1Department of Intensive Care, Erasme Hospital, Université Libre de Bruxelles, Bruxelles, Belgium. 2Department of Anesthesia and Intensive Care, ZOL St-Jan, Genk, Belgium. 3Department of Neurosurgery, Erasme Hospital, Université Libre de Bruxelles, Bruxelles, Belgium.
Crit Care Med. 2014 Feb;42(2):e114-22. doi: 10.1097/CCM.0b013e3182a641b8.
Alterations in cerebral microvascular blood flow may develop during sepsis, but the consequences of these abnormalities on tissue oxygenation and metabolism are not well defined. We studied the evolution of microvascular blood flow, brain oxygen tension (PbO2), and metabolism in a clinically relevant animal model of septic shock.
Prospective randomized animal study.
University hospital research laboratory.
Fifteen invasively monitored and mechanically ventilated female sheep.
The sheep were randomized to fecal peritonitis (n = 10) or a sham procedure (n = 5), and craniectomies were performed to enable evaluation of cerebral microvascular blood flow, PbO2, and metabolism. The microvascular network of the left frontal cortex was evaluated (at baseline, 6, 12, and 18 hr) using sidestream dark-field videomicroscopy. Using an off-line semiquantitative method, functional capillary density and the proportion of small perfused vessels were calculated. PbO2 was measured hourly by a parenchymal Clark electrode, and cerebral metabolism was assessed by the lactate/pyruvate ratio using brain microdialysis; both these systems were placed in the right frontal cortex.
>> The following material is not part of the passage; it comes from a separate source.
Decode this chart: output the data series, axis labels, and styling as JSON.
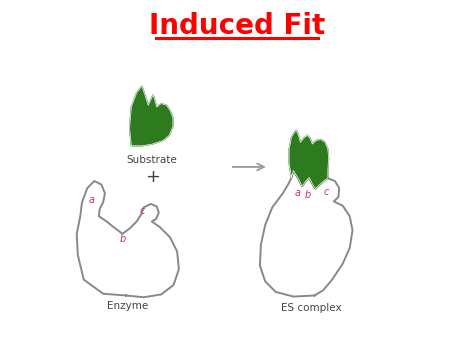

In septic animals, cerebral functional capillary density (from 3.1 ± 0.5 to 1.9 ± 0.4 n/mm, p < 0.001) and proportion of small perfused vessels (from 98% ± 2% to 84% ± 7%, p = 0.004) decreased over the 18-hour study period. Concomitantly, PbO2 decreased (61 ± 5 to 41 ± 7 mm Hg, p < 0.001) and lactate/pyruvate ratio increased (23 ± 5 to 36 ± 19, p < 0.001). At 18 hours, when shock was present, animals with a mean arterial pressure less than 65 mm Hg (n = 6) had similar functional capillary density, proportion of small perfused vessels, and PbO2 values but significantly higher lactate/pyruvate ratio (46 ± 18 vs 20 ± 4, p = 0.009) compared with animals with an mean arterial pressure of 65-70 mm Hg (n = 4).
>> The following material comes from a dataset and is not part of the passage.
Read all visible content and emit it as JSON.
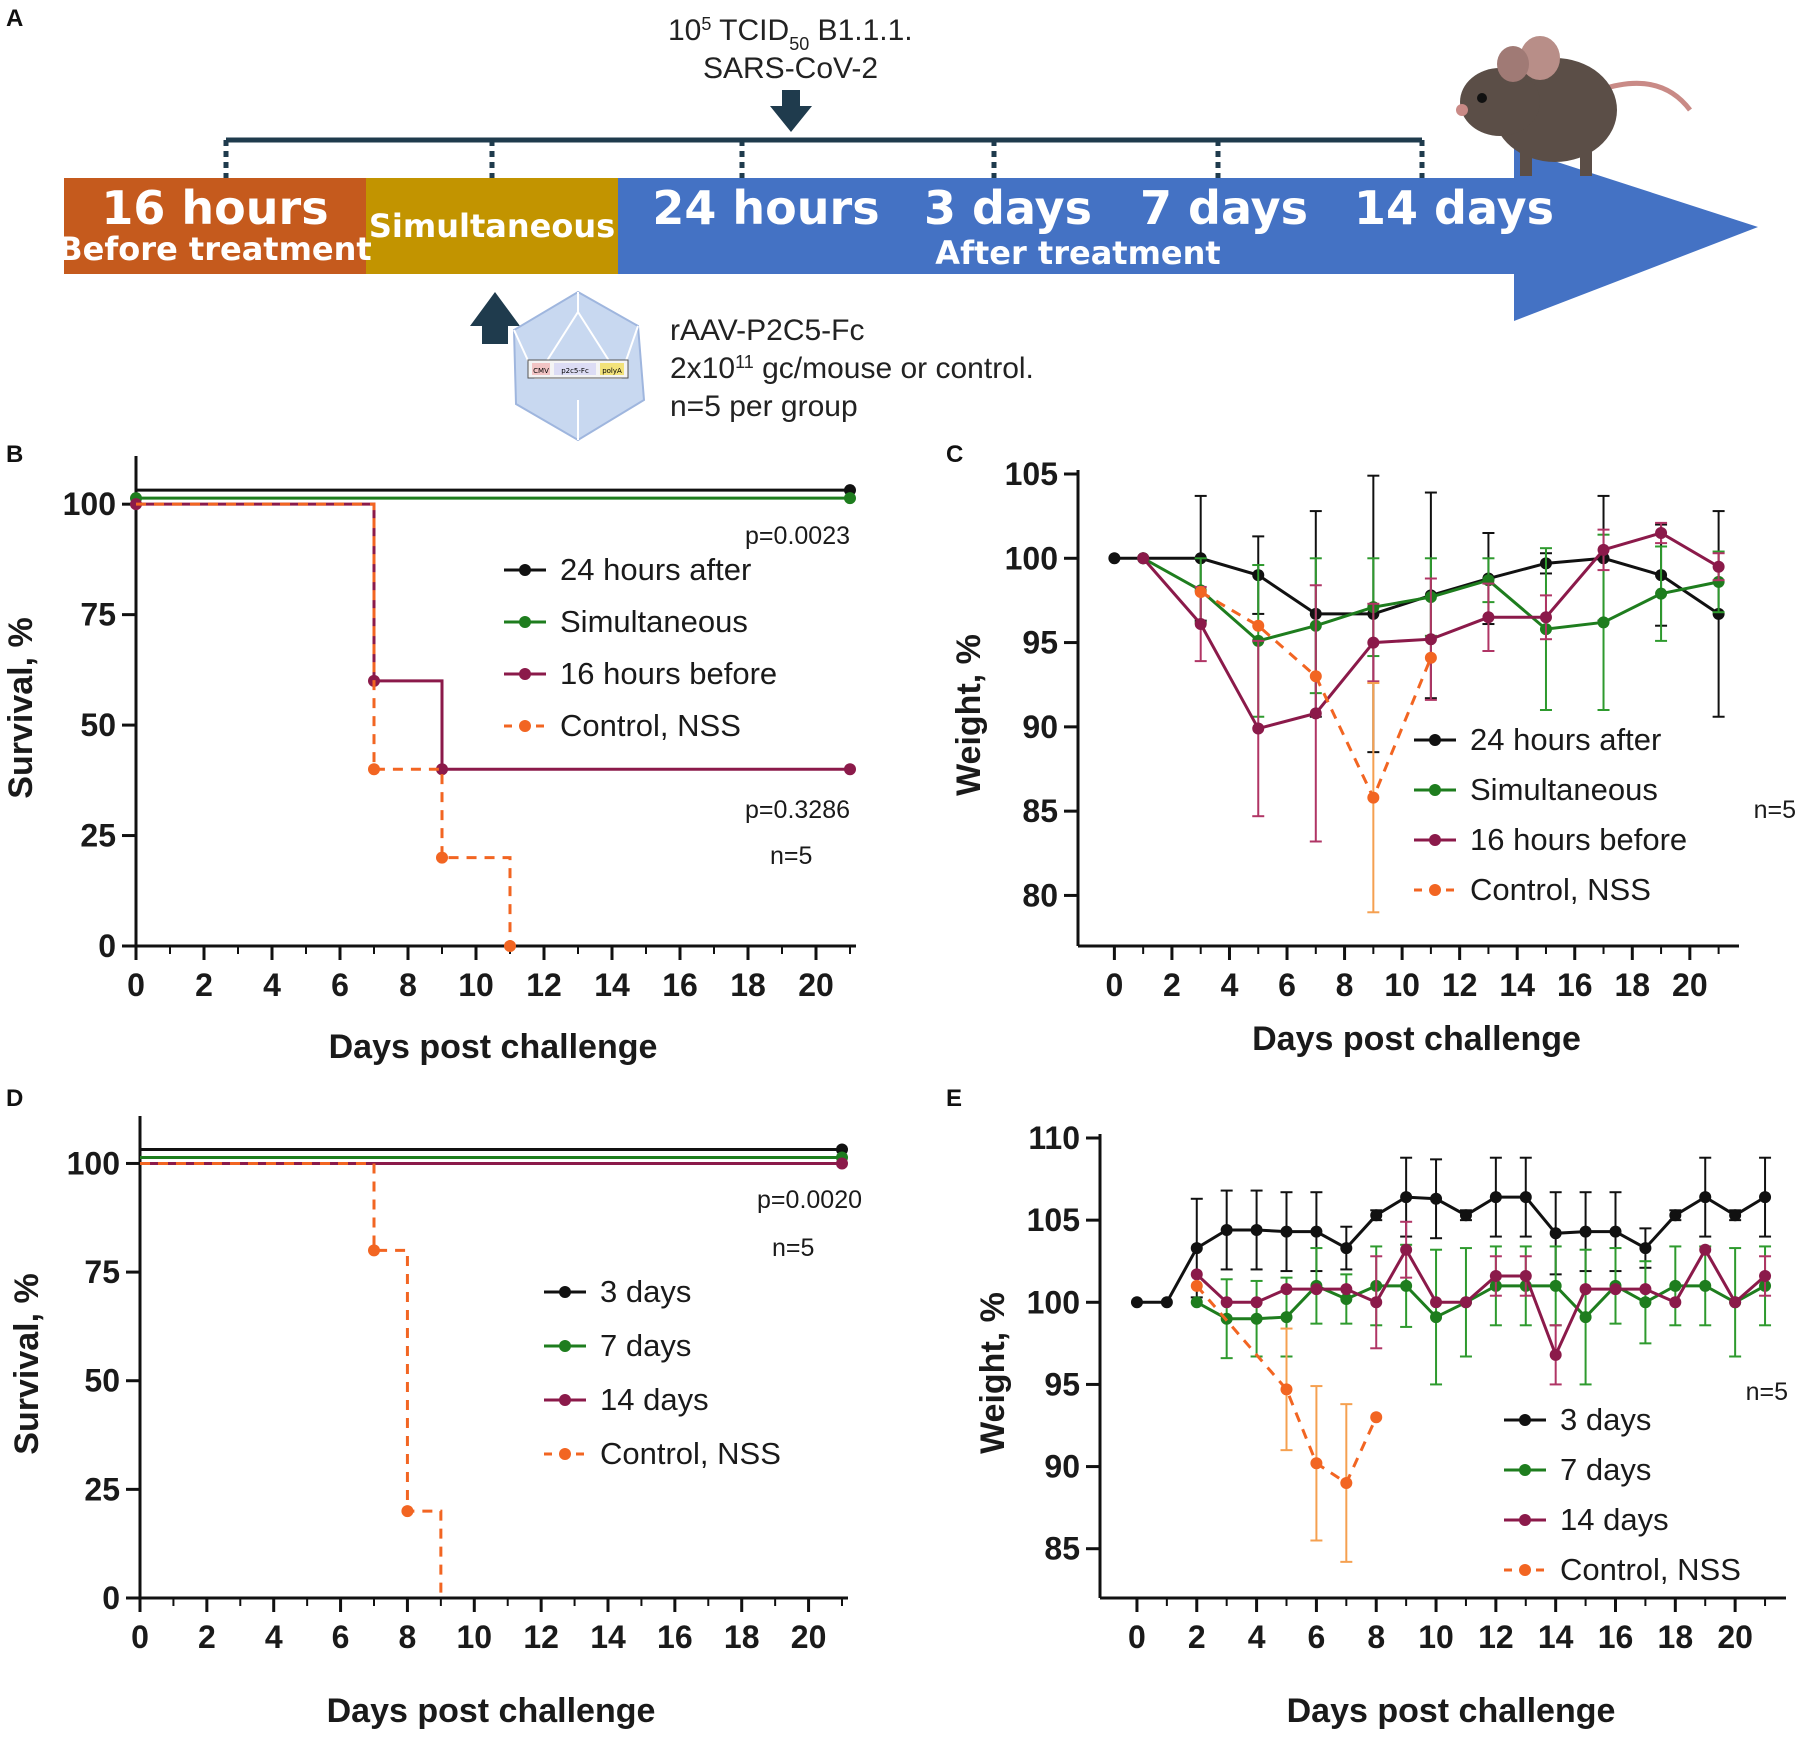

Impaired cerebral microcirculation during sepsis is associated with progressive impairment in PbO2 and brain metabolism. Development of severe hypotension was responsible for a further increase in anaerobic metabolism. These alterations may play an important role in the pathogenesis of brain dysfunction during sepsis.
脓毒症期间可能会发生脑微血管血流改变,但这些异常对组织氧合和代谢的影响尚不清楚。我们在一种具有临床相关性的脓毒性休克动物模型中研究了微血管血流、脑氧张力 (PbO2) 和代谢的变化。
前瞻性随机动物研究。
大学医院研究实验室。
15 只接受侵入性监测和机械通气的雌性绵羊。
绵羊随机分为粪便性腹膜炎 (n = 10) 或假手术组 (n = 5),行开颅术以评估大脑微血管血流、PbO2 和代谢。使用侧流暗场视频显微镜评估左侧额皮质的微血管网络(在基线、6、12 和 18 小时)。使用离线半定量方法计算功能毛细血管密度和小灌注血管的比例。通过组织内 Clark 电极每小时测量 PbO2,通过脑微透析评估脑代谢的乳酸/丙酮酸比;这两个系统都放置在右侧额皮质。
在脓毒症动物中,大脑功能毛细血管密度(从 3.1 ± 0.5 降至 1.9 ± 0.4 n/mm,p < 0.001)和小灌注血管的比例(从 98% ± 2%降至 84% ± 7%,p = 0.004)在 18 小时的研究期间逐渐下降。同时,PbO2 降低(61 ± 5 至 41 ± 7 mm Hg,p < 0.001),乳酸/丙酮酸比值升高(23 ± 5 至 36 ± 19,p < 0.001)。在 18 小时休克时,平均动脉压<65 mmHg 的动物(n = 6)的功能毛细血管密度、小灌注血管比例和 PbO2 值相似,但乳酸/丙酮酸比值明显升高(46 ± 18 比 20 ± 4,p = 0.009)与平均动脉压为 65-70 mmHg 的动物(n = 4)。
脓毒症期间大脑微血管循环受损与 PbO2 和脑代谢逐渐受损有关。严重低血压的发展导致无氧代谢进一步增加。这些改变可能在脓毒症期间脑功能障碍的发病机制中发挥重要作用。